Para detener lo fugaz recomendaba Julio Llamazares en Escenas de cine mudo fijar la vista en las cosas efímeras: esas nubes que pasan, por ejemplo, o las bolsas de plástico que arrastra el viento y un personaje de American Beauty se entretenía en filmar con cámara digital. Retener ese tipo de detalles es un acto inconsciente. Sucede, sin más. Por alguna razón esos detalles se alojan en la memoria y acaban por producirnos mucho tiempo después algún brote de esa enfermedad que tiñe el alma de sepia y atiende al nombre de melancolía.
Para detener lo fugaz, dice también Llamazares, hay que tener claro que el azar es lo único que permanece. Cierto. Bien cierto, y como constante que es en nuestras vidas, será el caprichoso azar el que se encargue de rescatar esos momentos que alojamos en la memoria y a los que damos un tratamiento especial a pesar de que nos producen cierta… no sé, como tristura. La melancolía, ese recuerdo de una emoción que quizá nunca sentimos, esa apropiación azarosa de alguna instantánea que en su momento creímos ver pasar sin darle mayor importancia para recuperarla después medio ahogados por un vuelco del corazón, se parece unas veces a los cuadros de Hopper, a algunas películas de Win Wenders, al cine de Jim Jarmusch, de Wong Kar-Wai, de Isabel Coixet, o a las novelas de Julio Llamazares y la prosa de Xuan Bello, pero otras veces se parece a las cosas más extrañas, se parece a los árboles en flor, cualquier primavera, o a las motas de polvo que flotan en una habitación y se dejan ver debido a los rayos de sol que pasan tamizados por los agujeros de una contraventana en una vieja casa de pueblo; se parece a los cuentos de Poe, a Las ratas, de Miguel Delibes, a Mazurca para dos muertos, de Cela; a una canción de Antonio Molina, a otra de Tino Casal o a una rumba de Melendi; se parece a las manos de Audrey Hepburn o al puro que fumaba George Peppard en la furgoneta, con todo el Equipo A. Se parece a las cosas más raras.

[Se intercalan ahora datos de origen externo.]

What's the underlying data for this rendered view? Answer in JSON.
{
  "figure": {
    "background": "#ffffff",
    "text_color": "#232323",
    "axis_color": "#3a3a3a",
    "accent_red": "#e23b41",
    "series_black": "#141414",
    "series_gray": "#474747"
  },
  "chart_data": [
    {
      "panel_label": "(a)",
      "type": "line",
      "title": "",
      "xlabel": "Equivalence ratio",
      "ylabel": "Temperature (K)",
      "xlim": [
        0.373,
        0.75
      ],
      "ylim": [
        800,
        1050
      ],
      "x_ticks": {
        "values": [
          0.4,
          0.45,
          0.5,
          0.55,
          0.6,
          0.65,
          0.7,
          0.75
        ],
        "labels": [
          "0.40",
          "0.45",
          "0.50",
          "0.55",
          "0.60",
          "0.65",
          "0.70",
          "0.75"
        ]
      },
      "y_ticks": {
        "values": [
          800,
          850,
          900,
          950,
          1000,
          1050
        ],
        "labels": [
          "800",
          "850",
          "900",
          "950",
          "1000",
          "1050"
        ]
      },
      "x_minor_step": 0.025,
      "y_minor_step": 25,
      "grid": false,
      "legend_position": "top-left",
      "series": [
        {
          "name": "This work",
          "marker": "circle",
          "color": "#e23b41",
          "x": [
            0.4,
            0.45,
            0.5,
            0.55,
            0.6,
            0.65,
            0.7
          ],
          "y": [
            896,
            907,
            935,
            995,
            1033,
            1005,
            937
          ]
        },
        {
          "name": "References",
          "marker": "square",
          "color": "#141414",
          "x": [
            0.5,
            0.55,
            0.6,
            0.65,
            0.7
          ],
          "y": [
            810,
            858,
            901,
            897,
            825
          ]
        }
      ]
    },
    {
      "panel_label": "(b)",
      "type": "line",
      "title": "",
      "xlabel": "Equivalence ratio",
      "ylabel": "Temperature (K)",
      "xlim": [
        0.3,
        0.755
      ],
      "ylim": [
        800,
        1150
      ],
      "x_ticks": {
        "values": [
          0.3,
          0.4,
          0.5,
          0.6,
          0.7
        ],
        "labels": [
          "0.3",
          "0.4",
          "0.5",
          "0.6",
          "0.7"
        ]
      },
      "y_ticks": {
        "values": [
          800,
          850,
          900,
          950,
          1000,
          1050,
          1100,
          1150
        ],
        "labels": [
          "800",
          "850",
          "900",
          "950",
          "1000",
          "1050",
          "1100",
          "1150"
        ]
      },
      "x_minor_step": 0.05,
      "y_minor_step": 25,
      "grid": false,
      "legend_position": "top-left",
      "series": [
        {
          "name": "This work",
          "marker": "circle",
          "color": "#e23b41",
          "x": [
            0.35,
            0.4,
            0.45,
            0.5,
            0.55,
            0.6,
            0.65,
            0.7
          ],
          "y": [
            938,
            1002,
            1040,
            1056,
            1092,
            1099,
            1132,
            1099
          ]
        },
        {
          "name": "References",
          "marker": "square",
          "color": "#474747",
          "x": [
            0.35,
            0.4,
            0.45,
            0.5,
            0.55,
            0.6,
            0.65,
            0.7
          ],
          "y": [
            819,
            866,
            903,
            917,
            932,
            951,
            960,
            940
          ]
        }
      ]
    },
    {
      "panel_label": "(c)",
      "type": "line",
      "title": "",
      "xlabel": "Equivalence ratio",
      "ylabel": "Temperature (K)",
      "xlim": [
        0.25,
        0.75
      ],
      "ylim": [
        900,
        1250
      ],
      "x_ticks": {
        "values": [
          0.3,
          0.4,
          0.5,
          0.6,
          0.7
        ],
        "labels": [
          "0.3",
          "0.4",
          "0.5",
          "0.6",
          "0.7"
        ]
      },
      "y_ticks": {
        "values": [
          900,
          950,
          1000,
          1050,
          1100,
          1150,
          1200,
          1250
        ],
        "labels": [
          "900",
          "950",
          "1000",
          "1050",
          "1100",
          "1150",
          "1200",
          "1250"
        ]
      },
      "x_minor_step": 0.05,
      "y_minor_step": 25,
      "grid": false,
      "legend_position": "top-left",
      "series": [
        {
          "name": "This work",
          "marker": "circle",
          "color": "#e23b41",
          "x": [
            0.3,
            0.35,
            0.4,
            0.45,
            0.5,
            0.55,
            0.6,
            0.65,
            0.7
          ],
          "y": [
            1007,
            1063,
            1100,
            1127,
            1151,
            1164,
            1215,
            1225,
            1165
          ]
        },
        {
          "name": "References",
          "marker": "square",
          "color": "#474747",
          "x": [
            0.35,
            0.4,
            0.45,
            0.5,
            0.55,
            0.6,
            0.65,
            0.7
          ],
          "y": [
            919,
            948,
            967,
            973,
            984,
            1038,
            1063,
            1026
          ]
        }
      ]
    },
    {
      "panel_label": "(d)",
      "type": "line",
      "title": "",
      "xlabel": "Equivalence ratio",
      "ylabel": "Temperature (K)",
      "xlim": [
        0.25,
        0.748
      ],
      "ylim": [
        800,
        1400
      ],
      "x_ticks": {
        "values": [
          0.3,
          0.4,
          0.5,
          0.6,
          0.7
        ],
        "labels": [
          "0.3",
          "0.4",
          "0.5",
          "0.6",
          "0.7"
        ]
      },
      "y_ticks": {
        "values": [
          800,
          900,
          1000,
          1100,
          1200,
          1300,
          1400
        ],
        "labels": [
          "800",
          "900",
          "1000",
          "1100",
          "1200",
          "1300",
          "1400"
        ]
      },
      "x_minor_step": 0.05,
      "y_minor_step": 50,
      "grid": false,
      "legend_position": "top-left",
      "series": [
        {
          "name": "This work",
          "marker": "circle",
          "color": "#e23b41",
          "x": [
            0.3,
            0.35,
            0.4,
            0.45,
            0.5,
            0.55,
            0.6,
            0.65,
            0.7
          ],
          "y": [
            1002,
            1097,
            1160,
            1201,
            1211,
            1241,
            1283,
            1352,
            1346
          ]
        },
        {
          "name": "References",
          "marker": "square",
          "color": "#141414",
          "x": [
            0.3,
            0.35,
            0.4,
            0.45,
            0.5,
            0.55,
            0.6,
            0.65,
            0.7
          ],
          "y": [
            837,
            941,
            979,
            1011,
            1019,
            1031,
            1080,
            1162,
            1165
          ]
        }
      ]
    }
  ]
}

La melancolía es siempre una película vivida, es la primera colaboración entre cine y literatura porque, producida por los sentidos –el olor de un desván, el sabor de las cerezas o la tersura de una mesa de madera pueden desatarla- acude siempre a nosotros en imágenes; en imágenes que tratamos de explicarnos con palabras –supongo que bastante a menudo sin conseguirlo-. Nuestros momentos melancólicos son cortometrajes con guión y realización propios. Son nuestros, los producimos y, sin embargo, en buena medida se nos escapan porque también pertenecen al azar. La melancolía somos nosotros y el mundo como representación, como anhelo disfuncional entre lo vivido y lo por vivir; somos nosotros en un punto equidistante entre los que fuimos y los que seremos, y también entre los que nunca fuimos y los que nunca seremos. La melancolía es una cosa muy rara que se produce porque somos capaces de retener inconscientemente lo fugaz y proyectarlo hacia delante para darle algún día alcance; un día que ya no somos los que éramos, ese día en que llega una imagen no sabemos de dónde y nos hace ponernos tontorrones, quizá significando algo completamente distinto a lo que significó para nosotros aquel otro día del pasado en que siendo otros logramos retenerla.